Bill will help startup employees who receive tax bills for illiquid stock options
WASHINGTON, DC – The National Venture Capital Association (NVCA) issued the following statement today after the U.S. House of Representatives passed H.R. 5719, the Empowering Employees Through Stock Ownership Act.
“Most cash strapped startups dedicate their financial capital to developing and building new products and services, making stock options a critical tool to building strong teams,” said Bobby Franklin, President and CEO of NVCA. “Talented startup recruits are happy to accept less in salary in exchange for stock options because they know that if the startup succeeds, everyone shares in the gains. This is the secret sauce that underpins the innovation economy, aligning the interests of the startup founders, their investors and team members to drive value creation for the country.”
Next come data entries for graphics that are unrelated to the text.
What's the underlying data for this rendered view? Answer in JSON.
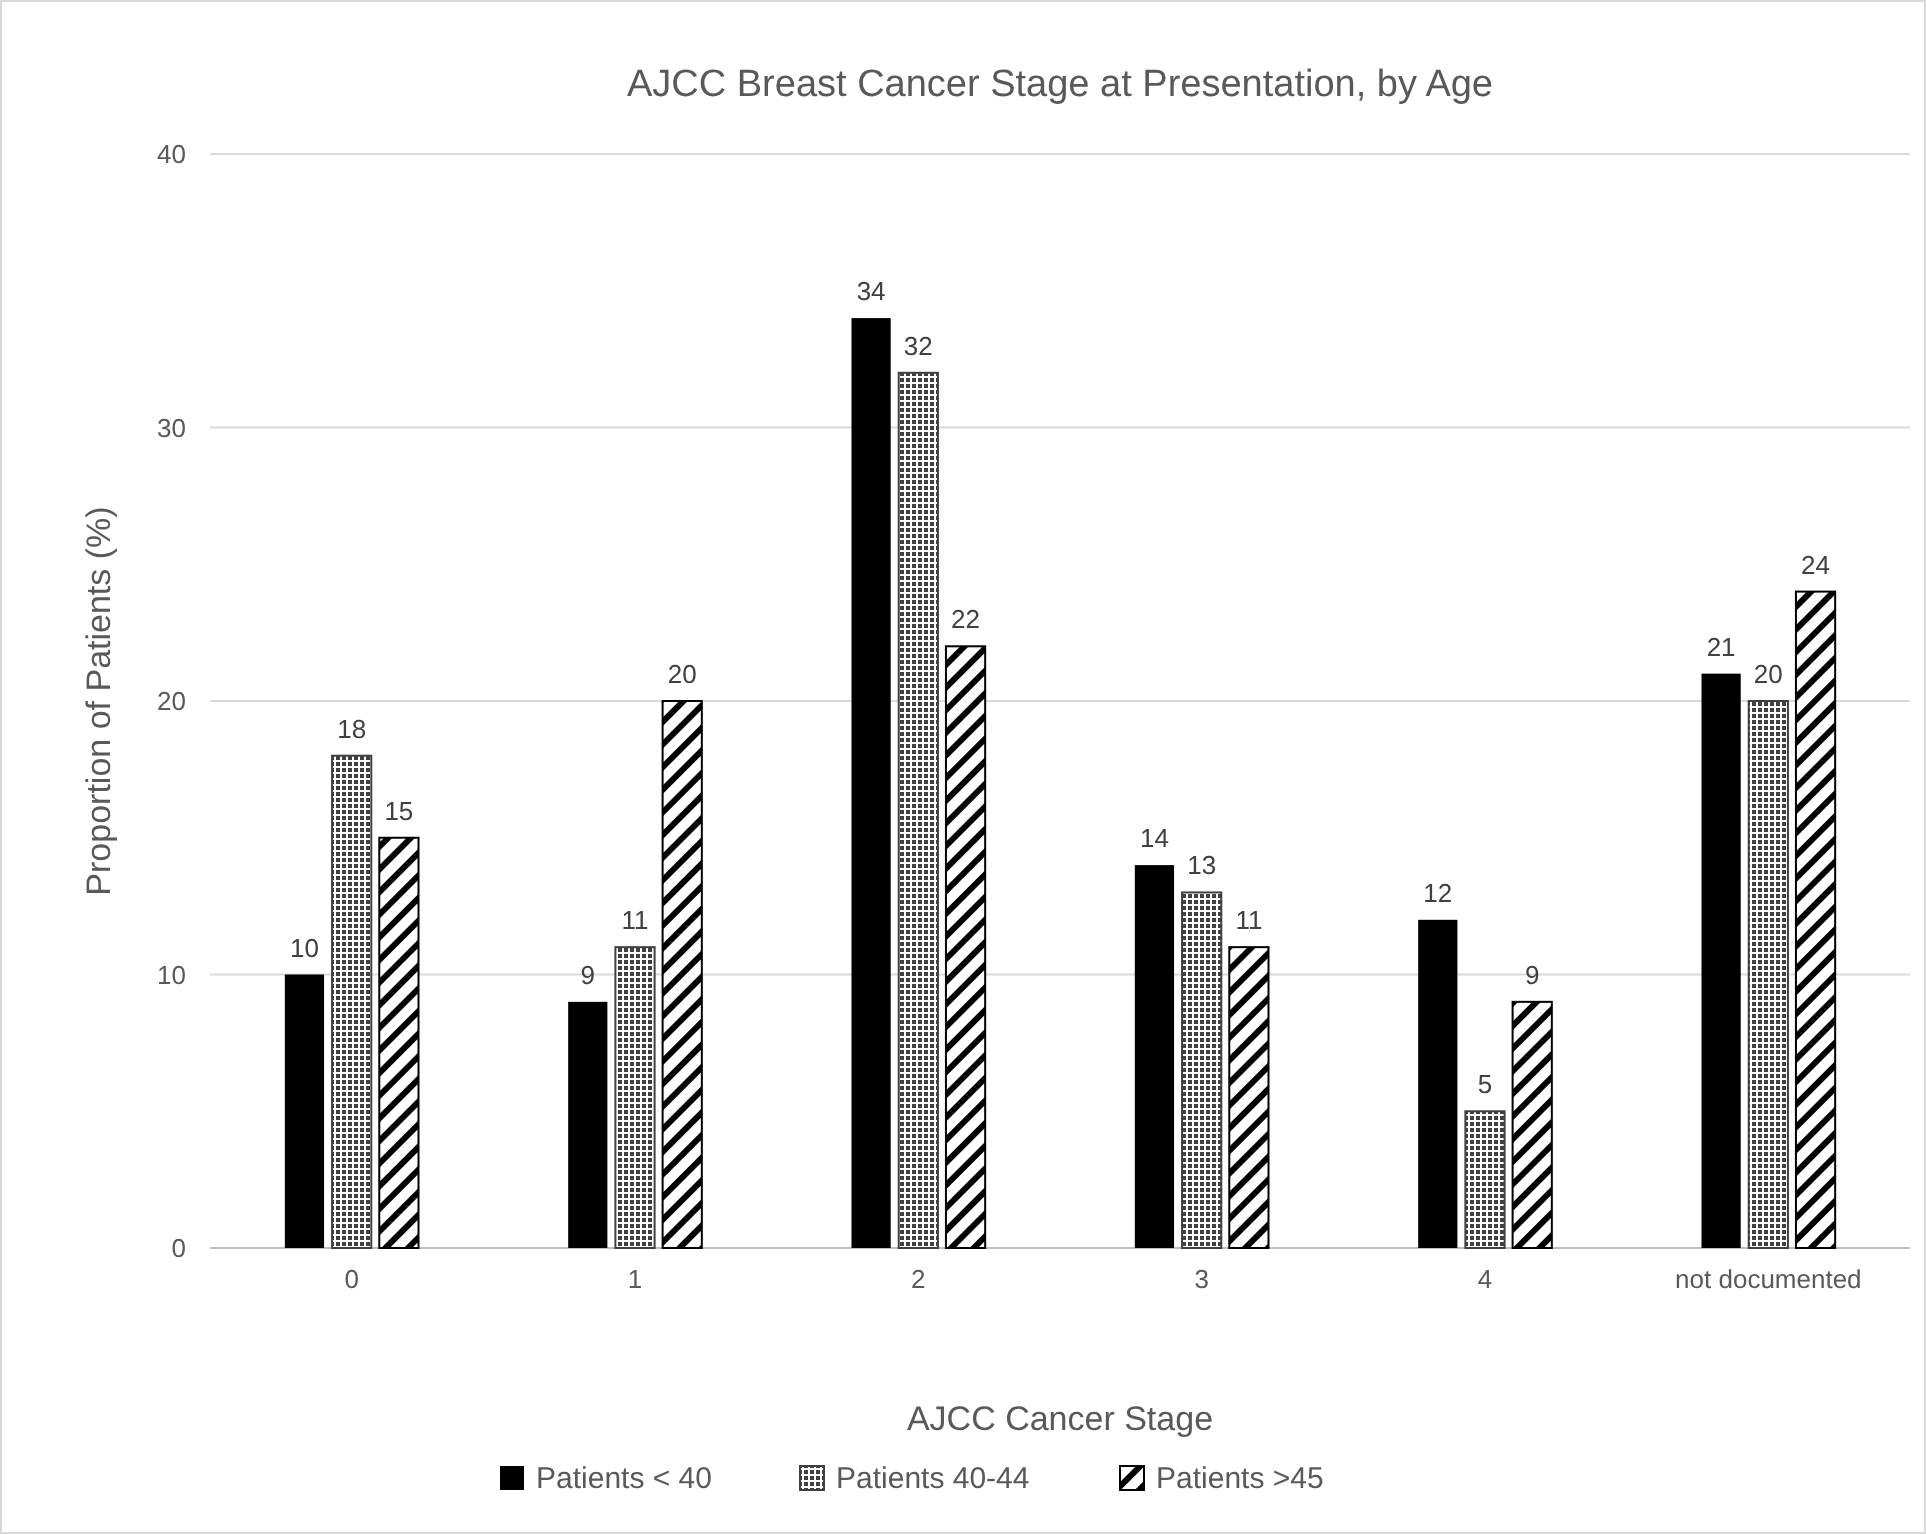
{
  "chart_data": {
    "type": "bar",
    "title": "AJCC Breast Cancer Stage at Presentation, by Age",
    "xlabel": "AJCC Cancer Stage",
    "ylabel": "Proportion of Patients (%)",
    "categories": [
      "0",
      "1",
      "2",
      "3",
      "4",
      "not documented"
    ],
    "series": [
      {
        "name": "Patients < 40",
        "color": "#000000",
        "values": [
          10,
          9,
          34,
          14,
          12,
          21
        ]
      },
      {
        "name": "Patients 40-44",
        "color": "#404040",
        "values": [
          18,
          11,
          32,
          13,
          5,
          20
        ]
      },
      {
        "name": "Patients >45",
        "color": "#000000",
        "values": [
          15,
          20,
          22,
          11,
          9,
          24
        ]
      }
    ],
    "ylim": [
      0,
      40
    ],
    "yticks": [
      0,
      10,
      20,
      30,
      40
    ],
    "grid": "y",
    "legend": "bottom",
    "data_labels": true
  }
}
“Unfortunately, as the U.S. capital markets have become hostile to small capitalization companies, startups are now choosing to stay private longer rather than pursue an IPO. This creates challenges for startup employees when their stock options vest without a liquid market to sell their stock to pay the taxes due,” added Franklin. “With passage of this important legislation in the House today, lawmakers recognize how important stock options are to maintaining a strong entrepreneurial ecosystem and agree that startup employees shouldn’t be forced to pay taxes immediately on phantom income they haven’t received. We are excited to see Congress take a step towards updating the tax code to reflect the realities of the entrepreneurial ecosystem. We applaud Congressman Paulsen and Congressman Crowley for their leadership on this issue and thank Majority Leader McCarthy for spearheading the Innovation Initiative of which this bill is an important component.”